COLLEGE PARK — The University of Maryland Extension (UME) was awarded $1,099,865 in federal funding for their Strengthening the Capacity of Rural Maryland to Address Opioid Misuse project where they will deliver training and resources to communities struggling with mental and behavioral health issues.
The funding, announced by Congressman Steny H. Hoyer (MD-05) and Sens. Chris Van Hollen (D-MD) and Ben Cardin (D-MD) on Oct. 7, was awarded through the U.S. Department of Health and Human Services’ (HHS) Center for Substance Abuse Treatment (CSAT).
CSAT awards grants to states and community-based groups that work to improve and expand substance abuse treatment services under the Substance Abuse Prevention and Treatment Block Grant Program.
“There is no simple answer to the opioid crisis, which has touched every corner of our state, but we do know that education and awareness saves lives,” Cardin said. “This federal grant for the University of Maryland’s community-focused project will help ensure that the tools and resources necessary to overcome addiction and prevent opioid misuse reach individuals and families rural Maryland that have been particularly devastated by this crisis.”
With the funding provided by the Rural Opioids Technical Assistance Grant, UME, in partnership with the Center for Substance Abuse Research, the UMD School of Public Health, MayaTech and the Maryland Rural Health Association, will address opioid abuse and mental health in rural Maryland.
“This is a federal-funded grant that land-grant universities like the University of Maryland can apply, and it’s basically to increase capacity in rural Maryland,” said Co-Principal Investigator and Assistant Professor in the School of Public Health at the University of Maryland Ghaffar Ali Hurtado. “Nationally, they focus a lot on rural communities, so this was for specific rural counties.”
According to Hurtado, the initiative will focus on northwestern Maryland, particularly Garrett and Washington Counties, Cecil County in northeastern Maryland, and the Eastern Shore. They will deliver evidence-based training programs to residents to strengthen the ability of these rural communities to recognize, understand and respond to opioid misuse and other behavioral health issues.
While they are currently focusing on rural Maryland, they will later extend the program to more urban areas such as Prince George’s and Montgomery Counties and Baltimore City. However, with the lack of information in rural areas, UME decided to start there and connect them with local resources, Hurtado said.
“One of the things we noted while conducting a needs assessment was gaps in understanding the opioid crisis and available resources to help or get information,” said Dr. Jinhee Kim, professor and Family & Consumer Sciences Program leader with the University of Maryland Extension and principal investigator on the grant.
The program will have three goals. One of those will focus on prevention by teaching skills to 40 educators and 650 students as well as parents or caregivers throughout the next two years.
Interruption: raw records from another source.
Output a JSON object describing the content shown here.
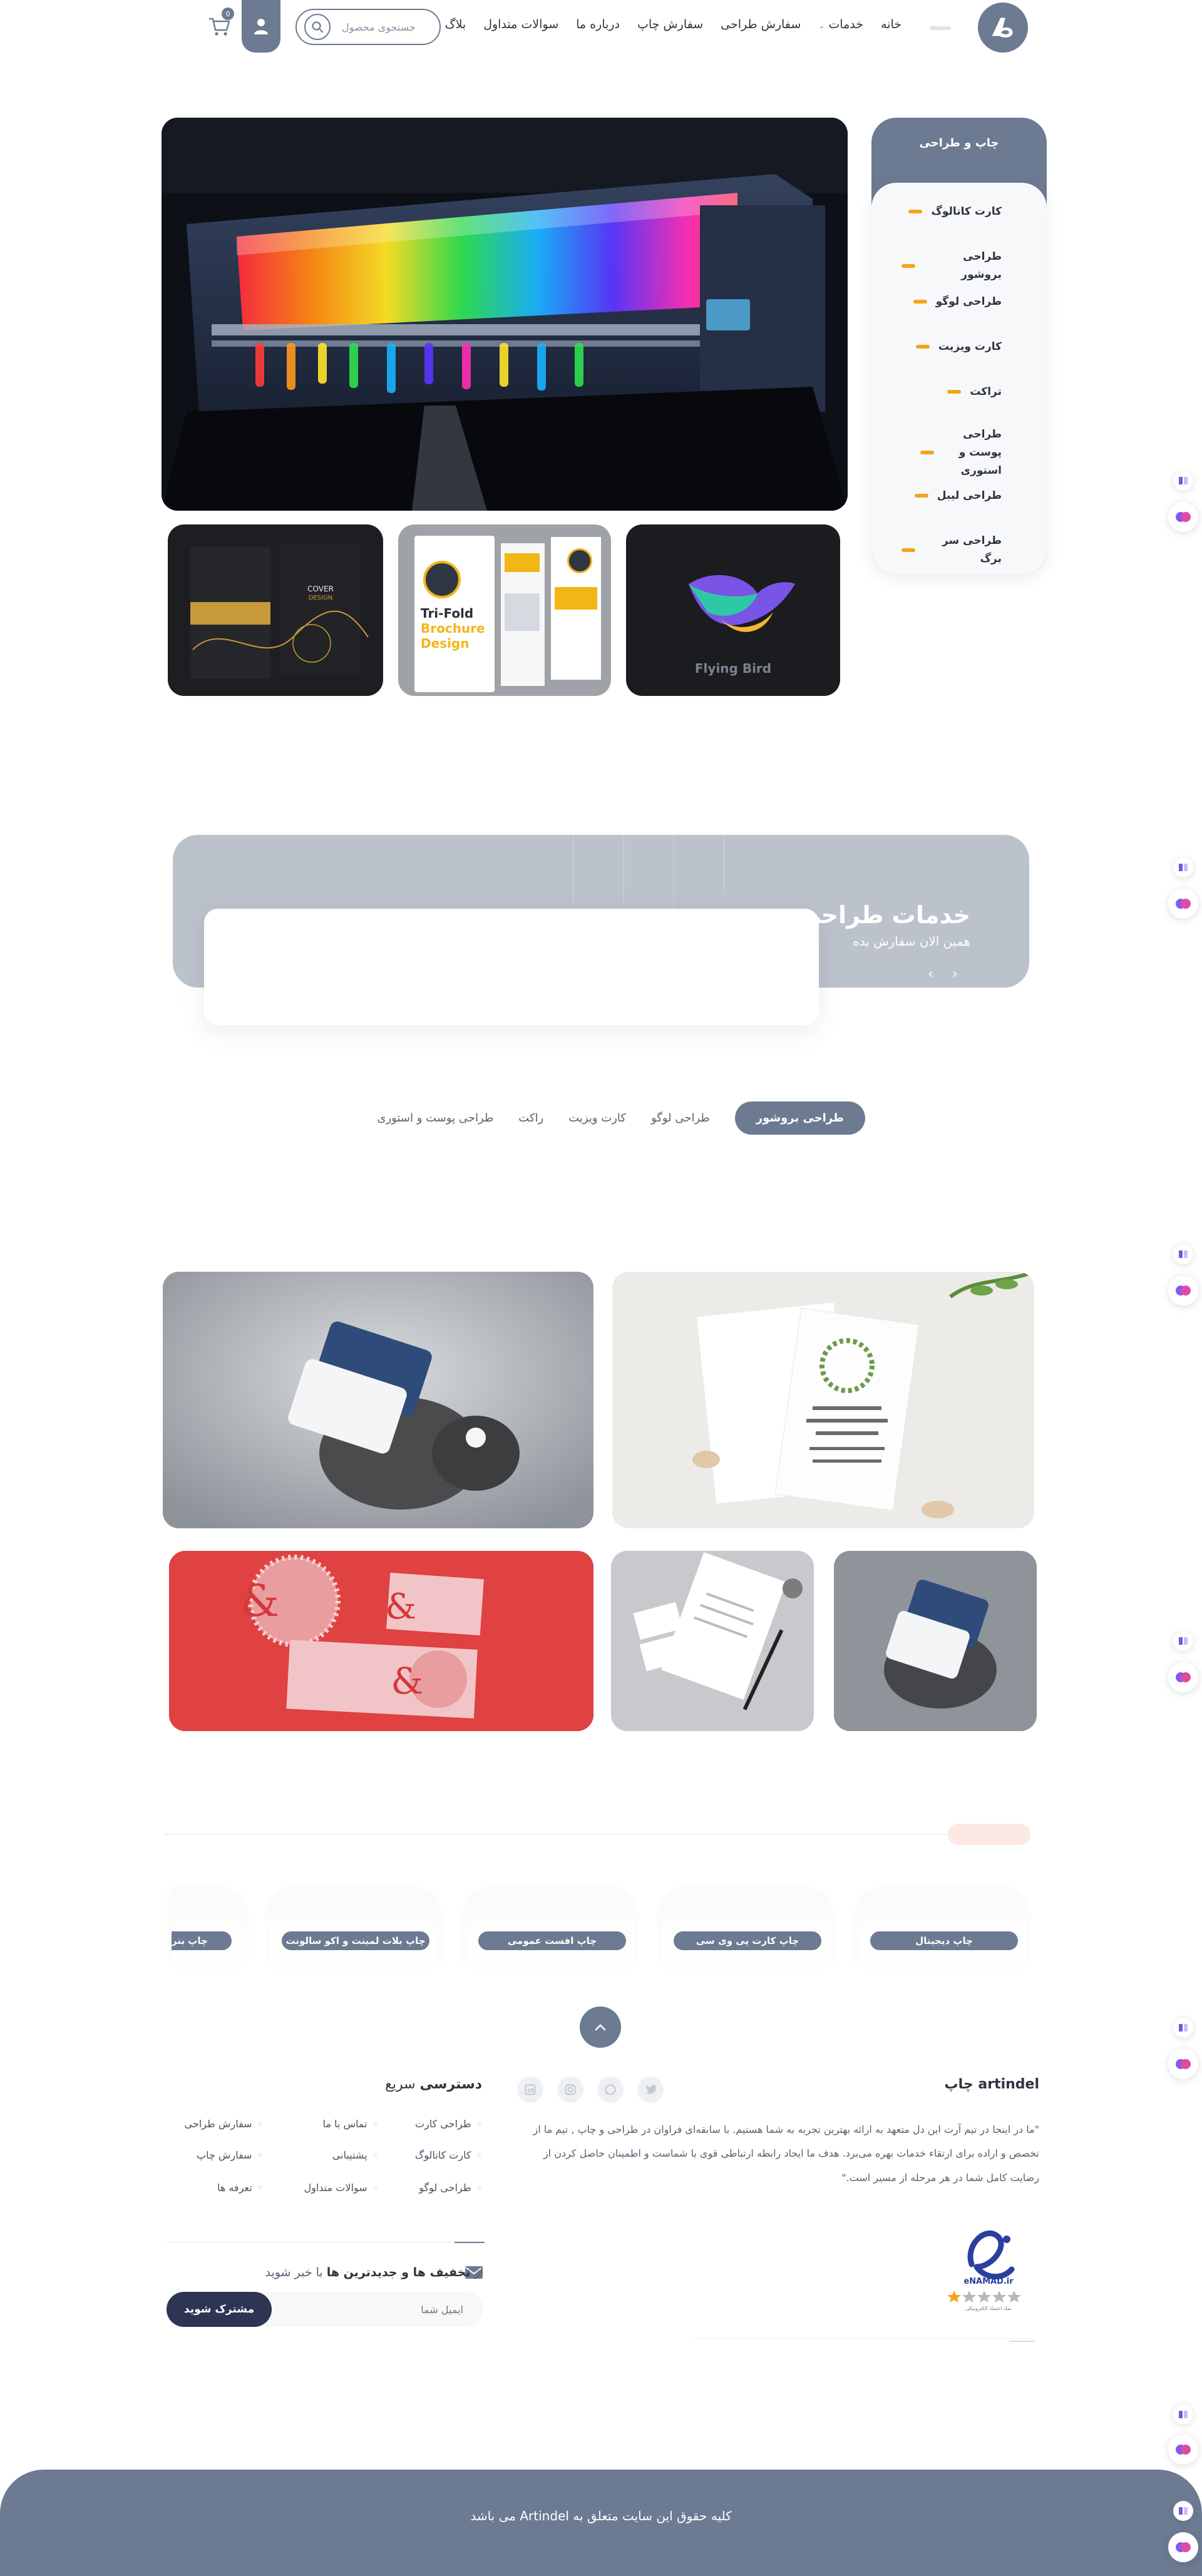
{
  "header": {
    "nav": [
      "خانه",
      "خدمات",
      "سفارش طراحی",
      "سفارش چاپ",
      "درباره ما",
      "سوالات متداول",
      "بلاگ"
    ],
    "search_placeholder": "جستجوی محصول",
    "cart_count": "0"
  },
  "hero": {
    "sidebar_title": "چاپ و طراحی",
    "sidebar_items": [
      "کارت کاتالوگ",
      "طراحی بروشور",
      "طراحی لوگو",
      "کارت ویزیت",
      "تراکت",
      "طراحی پوست و استوری",
      "طراحی لیبل",
      "طراحی سر برگ"
    ],
    "thumbs": {
      "brochure_title_1": "Tri-Fold",
      "brochure_title_2": "Brochure",
      "brochure_title_3": "Design",
      "logo_caption": "Flying Bird",
      "cover_label_1": "COVER",
      "cover_label_2": "DESIGN"
    }
  },
  "design_services": {
    "title": "خدمات طراحی",
    "subtitle": "همین الان سفارش بده"
  },
  "tabs": [
    "طراحی بروشور",
    "طراحی لوگو",
    "کارت ویزیت",
    "راکت",
    "طراحی پوست و استوری"
  ],
  "print_services": [
    "چاپ دیجیتال",
    "چاپ کارت پی وی سی",
    "چاپ افست عمومی",
    "چاپ بنر",
    "چاپ بلات لمینت و اکو سالونت"
  ],
  "footer": {
    "brand": "artindel چاپ",
    "about": "\"ما در اینجا در تیم آرت این دل متعهد به ارائه بهترین تجربه به شما هستیم. با سابقه‌ای فراوان در طراحی و چاپ , تیم ما از تخصص و اراده برای ارتقاء خدمات بهره می‌برد. هدف ما ایجاد رابطه ارتباطی قوی با شماست و اطمینان حاصل کردن از رضایت کامل شما در هر مرحله از مسیر است.\"",
    "quick_title_bold": "دسترسی",
    "quick_title_rest": "سریع",
    "quick_links": [
      [
        "طراحی کارت",
        "تماس با ما",
        "سفارش طراحی"
      ],
      [
        "کارت کاتالوگ",
        "پشتیبانی",
        "سفارش چاپ"
      ],
      [
        "طراحی لوگو",
        "سوالات متداول",
        "تعرفه ها"
      ]
    ],
    "newsletter_prefix": "از",
    "newsletter_bold": "تخفیف ها و جدیدترین ها",
    "newsletter_suffix": "با خبر شوید",
    "email_placeholder": "ایمیل شما",
    "subscribe_label": "مشترک شوید",
    "enamad_label": "eNAMAD.ir",
    "enamad_caption": "نماد اعتماد الکترونیکی",
    "copyright": "کلیه حقوق این سایت متعلق به Artindel می باشد"
  },
  "colors": {
    "primary": "#6c7a92",
    "accent": "#f2a51a",
    "dark_button": "#2d3553"
  }
}
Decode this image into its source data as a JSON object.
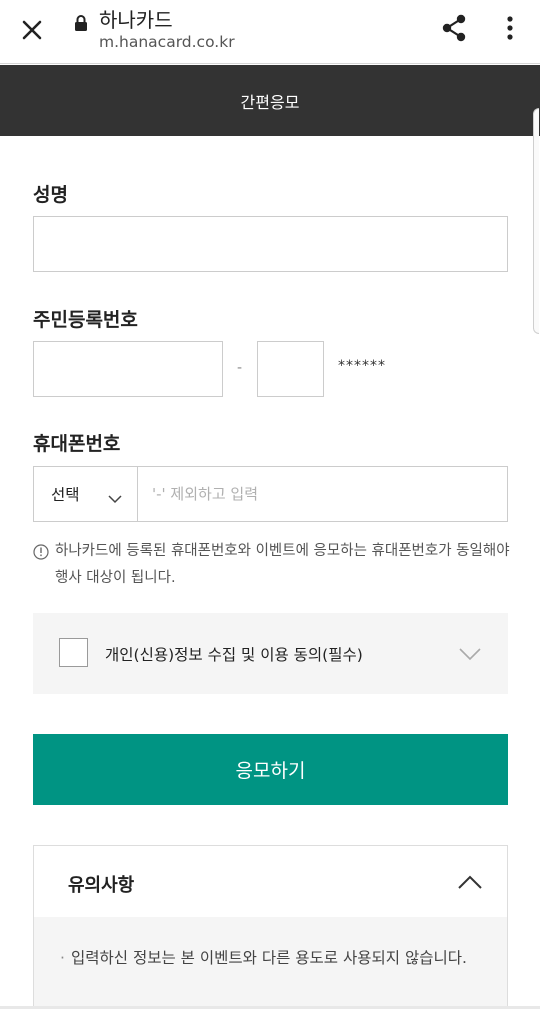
{
  "browser": {
    "site_title": "하나카드",
    "site_url": "m.hanacard.co.kr"
  },
  "header": {
    "title": "간편응모"
  },
  "form": {
    "name_label": "성명",
    "name_value": "",
    "rrn_label": "주민등록번호",
    "rrn_front_value": "",
    "rrn_dash": "-",
    "rrn_back_value": "",
    "rrn_masked": "******",
    "phone_label": "휴대폰번호",
    "phone_select_value": "선택",
    "phone_placeholder": "'-' 제외하고 입력",
    "phone_value": "",
    "notice_text": "하나카드에 등록된 휴대폰번호와 이벤트에 응모하는 휴대폰번호가 동일해야 행사 대상이 됩니다.",
    "agree_label": "개인(신용)정보 수집 및 이용 동의(필수)",
    "agree_checked": false,
    "submit_label": "응모하기"
  },
  "caution": {
    "title": "유의사항",
    "items": [
      "입력하신 정보는 본 이벤트와 다른 용도로 사용되지 않습니다."
    ]
  },
  "colors": {
    "header_bg": "#333333",
    "accent": "#009483",
    "panel_bg": "#f5f5f5"
  },
  "icons": [
    "close-icon",
    "lock-icon",
    "share-icon",
    "more-vertical-icon",
    "chevron-down-icon",
    "info-circle-icon",
    "chevron-up-icon"
  ]
}
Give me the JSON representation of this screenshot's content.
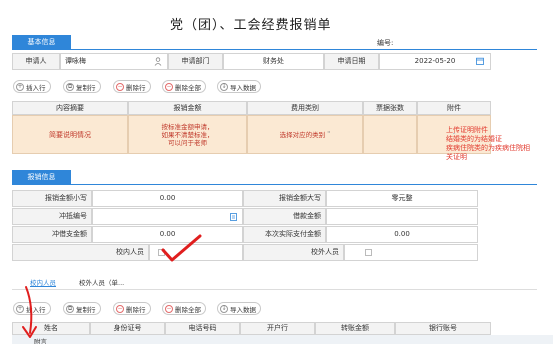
{
  "title": "党（团）、工会经费报销单",
  "serial_label": "编号:",
  "basic": {
    "tab": "基本信息",
    "applicant_label": "申请人",
    "applicant_value": "谭咏梅",
    "dept_label": "申请部门",
    "dept_value": "财务处",
    "date_label": "申请日期",
    "date_value": "2022-05-20"
  },
  "toolbar": {
    "insert": "插入行",
    "copy": "复制行",
    "delete": "删除行",
    "delete_all": "删除全部",
    "import": "导入数据"
  },
  "detail_table": {
    "headers": [
      "内容摘要",
      "报销金额",
      "费用类别",
      "票据张数",
      "附件"
    ],
    "row": {
      "summary_hint": "简要说明情况",
      "amount_hint": "按标准金额申请，\n如果不清楚标准，\n可以问于老师",
      "category_hint": "选择对应的类别",
      "category_extra": "\"",
      "attach_marker": "·"
    }
  },
  "attachment_note": [
    "上传证明附件",
    "结婚类的为结婚证",
    "疾病住院类的为疾病住院相",
    "关证明"
  ],
  "reimburse": {
    "tab": "报销信息",
    "amount_small_label": "报销金额小写",
    "amount_small_value": "0.00",
    "amount_big_label": "报销金额大写",
    "amount_big_value": "零元整",
    "offset_no_label": "冲抵编号",
    "loan_label": "借款金额",
    "offset_amount_label": "冲借支金额",
    "offset_amount_value": "0.00",
    "pay_label": "本次实际支付金额",
    "pay_value": "0.00",
    "internal_label": "校内人员",
    "external_label": "校外人员"
  },
  "people_tabs": {
    "internal": "校内人员",
    "external": "校外人员（单..."
  },
  "bottom_headers": [
    "姓名",
    "身份证号",
    "电话号码",
    "开户行",
    "转账金额",
    "银行账号"
  ],
  "bottom_row_hint": "附言",
  "colors": {
    "accent": "#2f86d9",
    "note": "#e23b2f",
    "peach": "#fbe9d3"
  }
}
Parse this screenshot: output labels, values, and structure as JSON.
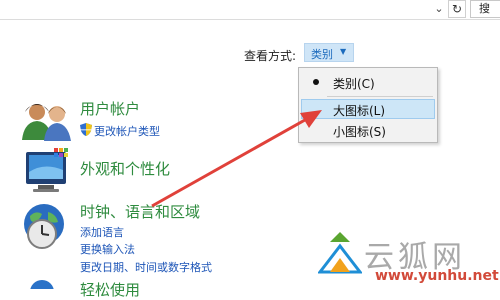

Delivered through the prevention program, Botvin LifeSkills, they will learn skills such as strengthening self-efficacy, social skills and strategies for drug prevention as well as avoidance and refusal skills to stay out of perilous situations. The curriculum also focuses on creating short and long-term goals and how to be more resilient.
The second goal involves mental health and first aid, where they will educate community leaders through the Mental Health First Aid Curriculum. They will train 120 educators in the program as well as 500 community leaders and service providers in the three rural regions so they can assist people who are showing signs of addiction.
Their final goal is to increase technical capacity in greater Maryland. That will include creating an advisory group on Rural Maryland Opioid Issues as well as a virtual network of UME and community educators, partners and local practitioners.
The virtual network will be a one-stop portal for resources that can be disseminated. It will include resources and research by the university and other organizations, webinars and follow-up resources.
“Ideally, increasing their capacity will help them acknowledge, be aware and understand the mental and behavioral health issues impacting their community,” said Kim. “You don’t have to be dealing with someone who has an opioid issue to gain resources and knowledge from this training – it trains people to assist anyone with a mental or behavioral health issue.”
The opioid crisis initiative encompasses what UME was created for, Hurtado said. With the mission of bringing knowledge and practical use to the community, UME serves to respond to the greater needs of the community.
In the beginning, its focus was mainly on agriculture but later expanded to youth and economic vitality. More recently, they have brought on family and consumer science as one of their goals, which focuses on health issues and how the family plays a role in strengthening and overcoming health challenges.
With Maryland ranking among the top five states in opioid-related overdose death rates with the largest increase attributed to cases involving synthetic opioids, mainly fentanyl, according to the National Institute on Drug Abuse, UME turned to combating the opioid crisis as one of their focus areas.
“We have a lot of tools and materials that we use throughout Maryland, but this one was really interested in how do we address the main concern in Maryland, which is the opioid epidemic,” Hurtado said. “This really fits with what we are doing and we brought players from different agencies, different departments within the university and different agencies within the state that have more extensive experience in that concept. So we are partnering and leveraging our resources.”